Following a presentation moderated by John Greenwood of WIPPS, the audience is invited to discuss all aspects of this topic, including the city’s role in maintaining Merrill’s residential and commercial buildings, the relative emphasis on historical preservation versus new development, how prospective developers are encouraged, supported, and respected, and the process of removing buildings determined to have no future.
Presenters will include David Johnson, City Administrator of the City of Merrill, Merrill Zoning & Building Inspector Darin Pagel, and contractor Mark Raymer of rural Merrill.
Johnson will give a Powerpoint presentation of how the city of Merrill approaches the issue of blight, why it’s detrimental, and what the city is doing about it. His experience includes city administrator, county administrator and utility director positions. Johnson holds degrees from the University of Wisconsin, Purdue University and Indiana University.
Pagel has an up-close and personal involvement with Merrill’s built environment in his inspector’s role. He has a background in architecture and design, has been involved with the City of Merrill since 1991, and is a Wisconsin Certified Inspector in numerous categories for residential and commercial construction.
Raymer is a contractor and entrepreneur. Among his projects in the city, he recently restored a large commercial building on West Main Street.
Other developers and citizens passionate about the Merrill’s built environment have been invited to encourage a civil, open and meaningful discussion.
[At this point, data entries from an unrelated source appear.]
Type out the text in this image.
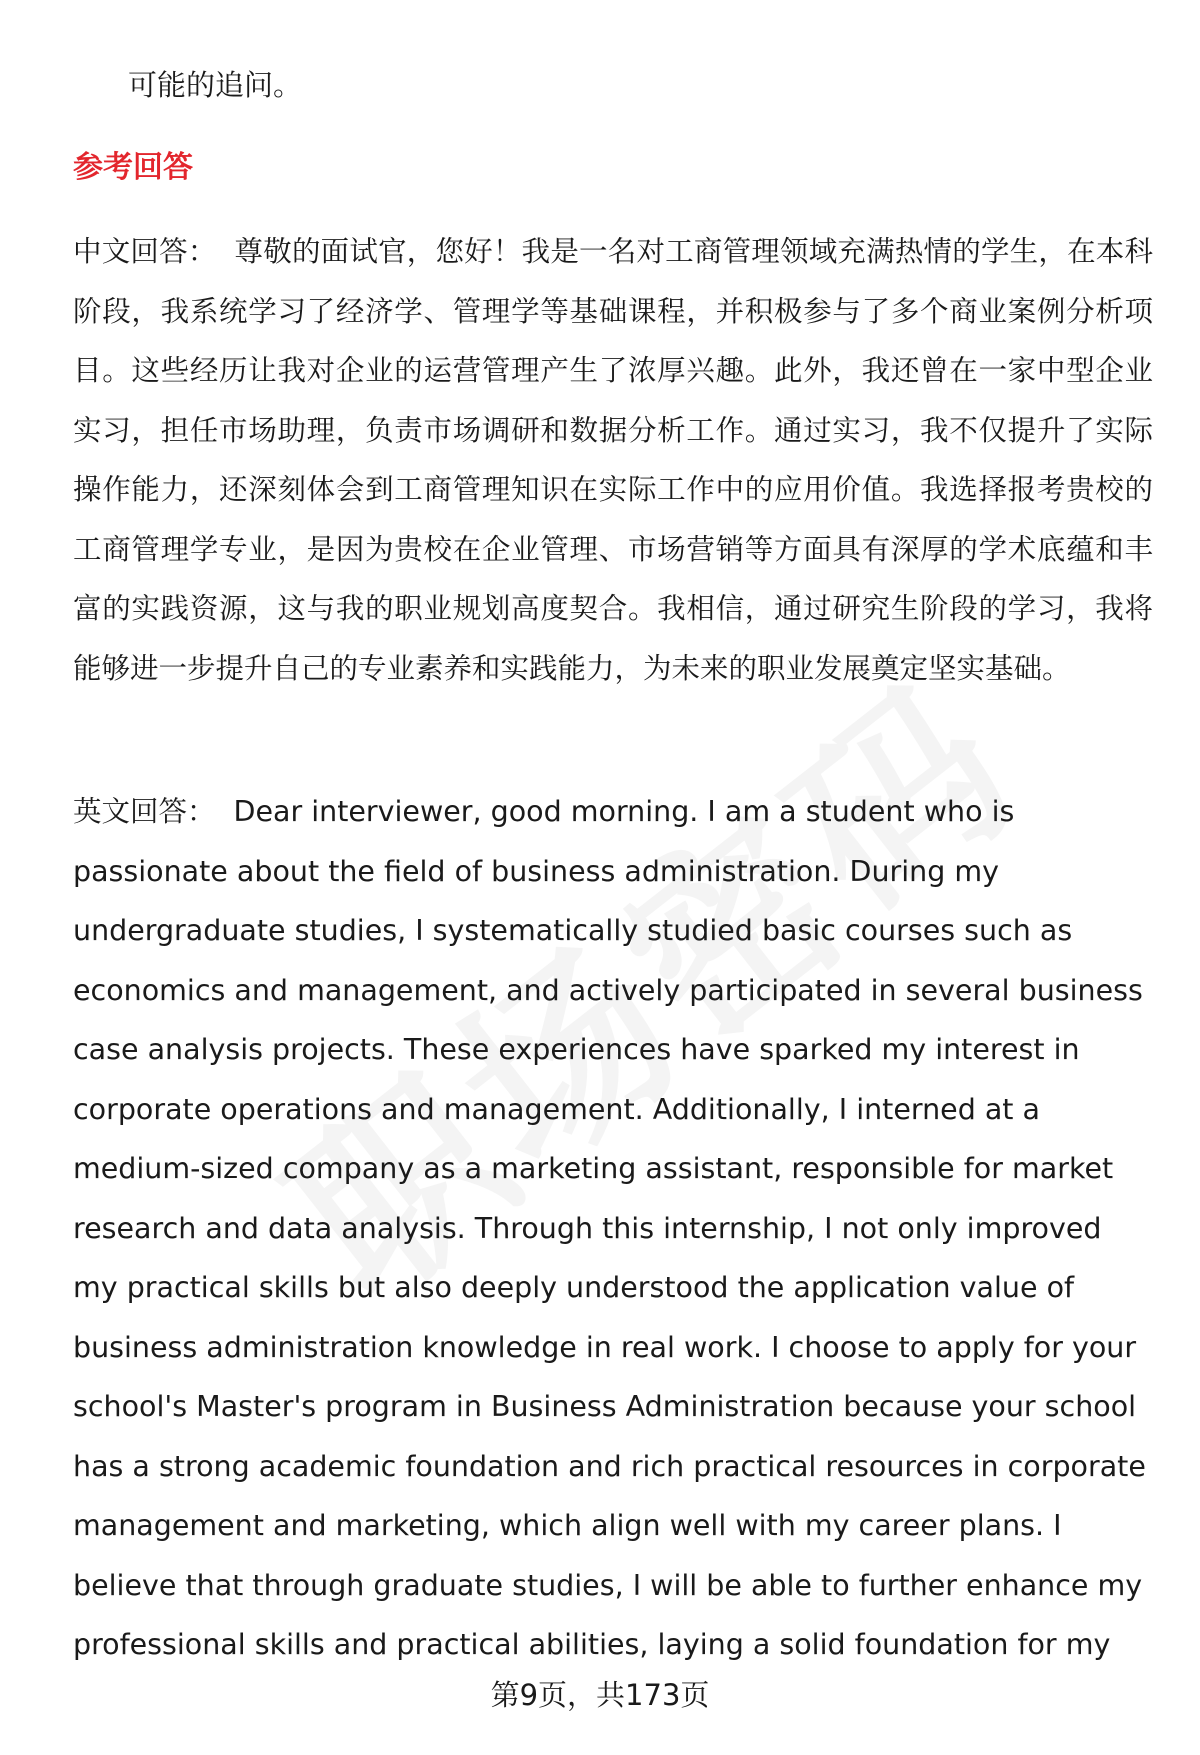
可能的追问。

参考回答

中文回答： 尊敬的面试官，您好！我是一名对工商管理领域充满热情的学生，在本科阶段，我系统学习了经济学、管理学等基础课程，并积极参与了多个商业案例分析项目。这些经历让我对企业的运营管理产生了浓厚兴趣。此外，我还曾在一家中型企业实习，担任市场助理，负责市场调研和数据分析工作。通过实习，我不仅提升了实际操作能力，还深刻体会到工商管理知识在实际工作中的应用价值。我选择报考贵校的工商管理学专业，是因为贵校在企业管理、市场营销等方面具有深厚的学术底蕴和丰富的实践资源，这与我的职业规划高度契合。我相信，通过研究生阶段的学习，我将能够进一步提升自己的专业素养和实践能力，为未来的职业发展奠定坚实基础。

英文回答： Dear interviewer, good morning. I am a student who is passionate about the field of business administration. During my undergraduate studies, I systematically studied basic courses such as economics and management, and actively participated in several business case analysis projects. These experiences have sparked my interest in corporate operations and management. Additionally, I interned at a medium-sized company as a marketing assistant, responsible for market research and data analysis. Through this internship, I not only improved my practical skills but also deeply understood the application value of business administration knowledge in real work. I choose to apply for your school's Master's program in Business Administration because your school has a strong academic foundation and rich practical resources in corporate management and marketing, which align well with my career plans. I believe that through graduate studies, I will be able to further enhance my professional skills and practical abilities, laying a solid foundation for my

第9页，共173页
This is your opportunity to express to city officials how you feel about the city’s buildings past, present and future.
Refreshments will be provided, with support from The Checkered Churn and First Street Coffee Station.
For those interested in continuing this conversation and planning future conversations, you’re invited to the next Concerned Citizens Group meeting at T.B. Scott Library on Thursday, March 23, from 9:30 to 11:30 a.m.
The Building Merrill Together initiative, co-supported by T.B. Scott Free Library, the Interactivity Foundation (IF), and the Wisconsin Institute for Public Policy & Service (WIPPS), aims to stir government, business, and the general public to positively change Merrill through information and discussion, and by creating an open and transparent environment for change.